One of the key lessons of the 2022 Federal election is that Australians do not want divisive politics, particularly politics that targets vulnerable people. During that election, Liberal Party candidates sought to import culture wars from overseas in a reckless attempt to distract from the then government's woeful record and to sure up support in conservative seats. As has been well canvassed, that debate was incendiary and based on misinformation, with trans teenagers described as surgically mutated and organisations opposing trans and gender diverse inclusion in sport compared with the French resistance in World War II.

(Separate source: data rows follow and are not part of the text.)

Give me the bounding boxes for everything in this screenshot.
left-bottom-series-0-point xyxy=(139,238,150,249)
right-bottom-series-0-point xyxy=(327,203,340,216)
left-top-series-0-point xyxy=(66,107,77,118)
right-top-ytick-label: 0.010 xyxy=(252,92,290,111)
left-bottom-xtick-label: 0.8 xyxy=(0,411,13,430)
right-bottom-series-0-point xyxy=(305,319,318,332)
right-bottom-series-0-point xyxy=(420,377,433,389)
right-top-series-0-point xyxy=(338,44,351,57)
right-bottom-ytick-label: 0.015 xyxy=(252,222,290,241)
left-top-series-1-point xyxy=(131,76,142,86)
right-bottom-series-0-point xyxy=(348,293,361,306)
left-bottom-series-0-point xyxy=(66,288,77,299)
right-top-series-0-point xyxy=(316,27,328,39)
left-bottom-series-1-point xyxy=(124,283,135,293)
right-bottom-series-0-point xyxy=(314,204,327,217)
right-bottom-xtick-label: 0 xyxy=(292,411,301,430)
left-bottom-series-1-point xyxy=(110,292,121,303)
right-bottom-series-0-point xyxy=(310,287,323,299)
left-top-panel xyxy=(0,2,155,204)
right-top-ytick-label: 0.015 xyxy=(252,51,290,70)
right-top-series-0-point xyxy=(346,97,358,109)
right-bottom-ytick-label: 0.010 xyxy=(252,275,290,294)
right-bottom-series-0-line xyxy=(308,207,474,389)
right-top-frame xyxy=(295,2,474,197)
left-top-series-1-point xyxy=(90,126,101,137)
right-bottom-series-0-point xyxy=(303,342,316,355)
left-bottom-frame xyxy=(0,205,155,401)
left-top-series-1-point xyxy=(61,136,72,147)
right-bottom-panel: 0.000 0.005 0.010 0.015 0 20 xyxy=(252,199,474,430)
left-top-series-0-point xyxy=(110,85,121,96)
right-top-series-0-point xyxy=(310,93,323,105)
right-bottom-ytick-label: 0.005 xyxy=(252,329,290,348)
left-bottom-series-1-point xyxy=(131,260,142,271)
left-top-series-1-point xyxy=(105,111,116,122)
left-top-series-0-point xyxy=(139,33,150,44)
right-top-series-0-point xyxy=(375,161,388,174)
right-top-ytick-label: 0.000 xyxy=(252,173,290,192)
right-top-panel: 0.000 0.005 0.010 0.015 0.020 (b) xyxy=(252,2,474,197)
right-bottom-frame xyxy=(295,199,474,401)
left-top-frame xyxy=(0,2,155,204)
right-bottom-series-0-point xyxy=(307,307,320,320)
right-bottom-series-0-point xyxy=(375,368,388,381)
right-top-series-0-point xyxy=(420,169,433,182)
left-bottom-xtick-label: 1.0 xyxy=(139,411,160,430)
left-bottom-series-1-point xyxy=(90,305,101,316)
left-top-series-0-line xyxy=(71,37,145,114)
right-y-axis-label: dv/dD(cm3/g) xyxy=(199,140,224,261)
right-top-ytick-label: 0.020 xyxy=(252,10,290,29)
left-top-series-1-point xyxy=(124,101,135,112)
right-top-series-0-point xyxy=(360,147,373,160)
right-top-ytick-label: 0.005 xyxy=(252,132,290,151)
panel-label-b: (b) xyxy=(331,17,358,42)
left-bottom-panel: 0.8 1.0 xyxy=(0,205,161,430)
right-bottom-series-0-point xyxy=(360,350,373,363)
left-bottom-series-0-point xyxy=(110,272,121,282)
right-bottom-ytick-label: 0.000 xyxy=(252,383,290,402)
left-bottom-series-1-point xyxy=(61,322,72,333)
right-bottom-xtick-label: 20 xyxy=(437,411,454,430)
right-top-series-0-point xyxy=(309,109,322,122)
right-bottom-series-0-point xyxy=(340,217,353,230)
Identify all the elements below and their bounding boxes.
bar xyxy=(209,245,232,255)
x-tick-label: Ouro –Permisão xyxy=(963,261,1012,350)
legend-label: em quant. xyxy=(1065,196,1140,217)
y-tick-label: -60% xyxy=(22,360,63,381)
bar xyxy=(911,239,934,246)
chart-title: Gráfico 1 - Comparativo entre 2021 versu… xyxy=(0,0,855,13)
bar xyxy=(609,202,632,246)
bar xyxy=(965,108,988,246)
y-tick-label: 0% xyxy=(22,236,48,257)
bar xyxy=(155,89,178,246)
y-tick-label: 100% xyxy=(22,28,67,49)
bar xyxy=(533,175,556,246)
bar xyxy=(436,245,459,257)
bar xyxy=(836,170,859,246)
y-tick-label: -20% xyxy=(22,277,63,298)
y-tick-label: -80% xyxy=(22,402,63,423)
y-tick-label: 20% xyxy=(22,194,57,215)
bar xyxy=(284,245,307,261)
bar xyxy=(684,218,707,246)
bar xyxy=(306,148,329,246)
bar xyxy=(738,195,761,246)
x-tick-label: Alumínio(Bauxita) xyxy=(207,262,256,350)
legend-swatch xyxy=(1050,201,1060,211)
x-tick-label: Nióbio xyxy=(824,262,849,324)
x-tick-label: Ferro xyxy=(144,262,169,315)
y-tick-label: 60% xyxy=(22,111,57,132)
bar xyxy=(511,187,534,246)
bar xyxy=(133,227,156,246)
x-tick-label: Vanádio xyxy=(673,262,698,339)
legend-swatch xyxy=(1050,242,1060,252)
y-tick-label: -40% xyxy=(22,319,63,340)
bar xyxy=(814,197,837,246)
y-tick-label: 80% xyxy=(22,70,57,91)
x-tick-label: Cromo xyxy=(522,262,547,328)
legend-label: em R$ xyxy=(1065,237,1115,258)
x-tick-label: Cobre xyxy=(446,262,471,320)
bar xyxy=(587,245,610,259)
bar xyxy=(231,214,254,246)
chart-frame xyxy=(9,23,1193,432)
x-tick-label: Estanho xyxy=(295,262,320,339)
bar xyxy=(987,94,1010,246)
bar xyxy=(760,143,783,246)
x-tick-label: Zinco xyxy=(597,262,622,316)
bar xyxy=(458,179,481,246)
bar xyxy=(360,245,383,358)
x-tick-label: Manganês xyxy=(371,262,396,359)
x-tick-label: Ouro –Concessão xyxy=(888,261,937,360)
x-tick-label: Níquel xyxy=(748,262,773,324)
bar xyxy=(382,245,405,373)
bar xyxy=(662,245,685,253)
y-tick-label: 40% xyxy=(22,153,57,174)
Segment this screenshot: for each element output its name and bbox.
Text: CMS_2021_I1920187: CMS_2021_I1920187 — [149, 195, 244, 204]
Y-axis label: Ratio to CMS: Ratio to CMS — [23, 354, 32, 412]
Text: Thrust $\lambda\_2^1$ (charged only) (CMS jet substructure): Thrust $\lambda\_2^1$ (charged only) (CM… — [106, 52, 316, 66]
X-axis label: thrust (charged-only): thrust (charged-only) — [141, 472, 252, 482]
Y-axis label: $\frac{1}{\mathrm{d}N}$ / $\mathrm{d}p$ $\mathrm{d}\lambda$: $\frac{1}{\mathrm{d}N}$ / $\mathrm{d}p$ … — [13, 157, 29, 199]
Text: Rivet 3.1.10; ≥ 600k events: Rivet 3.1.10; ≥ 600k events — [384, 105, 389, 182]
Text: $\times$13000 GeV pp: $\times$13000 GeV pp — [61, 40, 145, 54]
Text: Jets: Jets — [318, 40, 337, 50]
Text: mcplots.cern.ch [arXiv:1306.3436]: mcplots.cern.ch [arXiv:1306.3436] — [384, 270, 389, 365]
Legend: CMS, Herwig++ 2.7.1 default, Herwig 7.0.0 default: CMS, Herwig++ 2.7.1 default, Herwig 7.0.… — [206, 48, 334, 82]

There was no room for a discussion about how to navigate the complexities around the issue, no room to acknowledge the detailed work that had been done by many individual sporting codes to foster inclusion, no room to acknowledge the impact that that debate had on trans and gender-diverse people more broadly. There was no room for discussion about how the connections forged through participation in community sport are critical to reducing the social isolation that drives so many of the poor health and mental health outcomes in the community, as stated in the LGBTQI+ health strategy, and no room to acknowledge the effect that the further exclusion of trans and gender-diverse people will have on individuals and the community. There was no room for nuance, common sense and compassion.
This approach has been taken time and again when it comes to issues affecting trans and gender-diverse communities. In a recent opinion piece in The Sydney Morning Herald by Fiona Bisshop, President of the Australian Professional Association for Trans Health, she unpacks media reporting on the closure of the Gender Identity Development Service in the United Kingdom. Depending on where you do your research, some sections of the internet would report that that closure represents the end of children's gender clinics in the United Kingdom or is a greater rejection of gender-affirming care. But Bisshop offers a much clearer picture. The clinic was struggling to respond to the "rapid increase in the number of children requiring support and the complex case‑mix, including neurodiverse young people and those with mental health needs". The clinic was not consistently tracking data, but Bisshop asserts that the major issue was the unacceptable time young people were languishing on up to a two-year waiting list.
The review that led to the closure recommended a move away from a centralised model towards local and regional hubs with strong links to local services. That is a move towards a multidisciplinary approach and a decentralised model, similar to that already successfully in operation in New South Wales, including at Maple Leaf House in Newcastle. While there is much more work to do and while it would be foolish to suggest that trans and gender-diverse people do not face barriers to accessing care in New South Wales, it would appear that our State's approach to gender-affirming care is moving us in the right direction.
I fear that our politics can be too broad and too bloody-minded to accurately capture the nuance and complexity of the issues facing vulnerable communities. If we continue down this path, which is characterised by misinformation and division, we risk a politics more like the United States, and that is not good for anybody. We will also miss the opportunity to make meaningful and simple reform that will significantly improve the lives of those it impacts, without touching the broader community at all. It is reform like removing the requirement for gender-affirming surgery in order for a person to change their gender mark-up on their birth certificate and other identification. I have long been on the record advocating for this change, and I will continue to advocate for the vulnerable members in my community, particularly within the trans and gender-diverse community.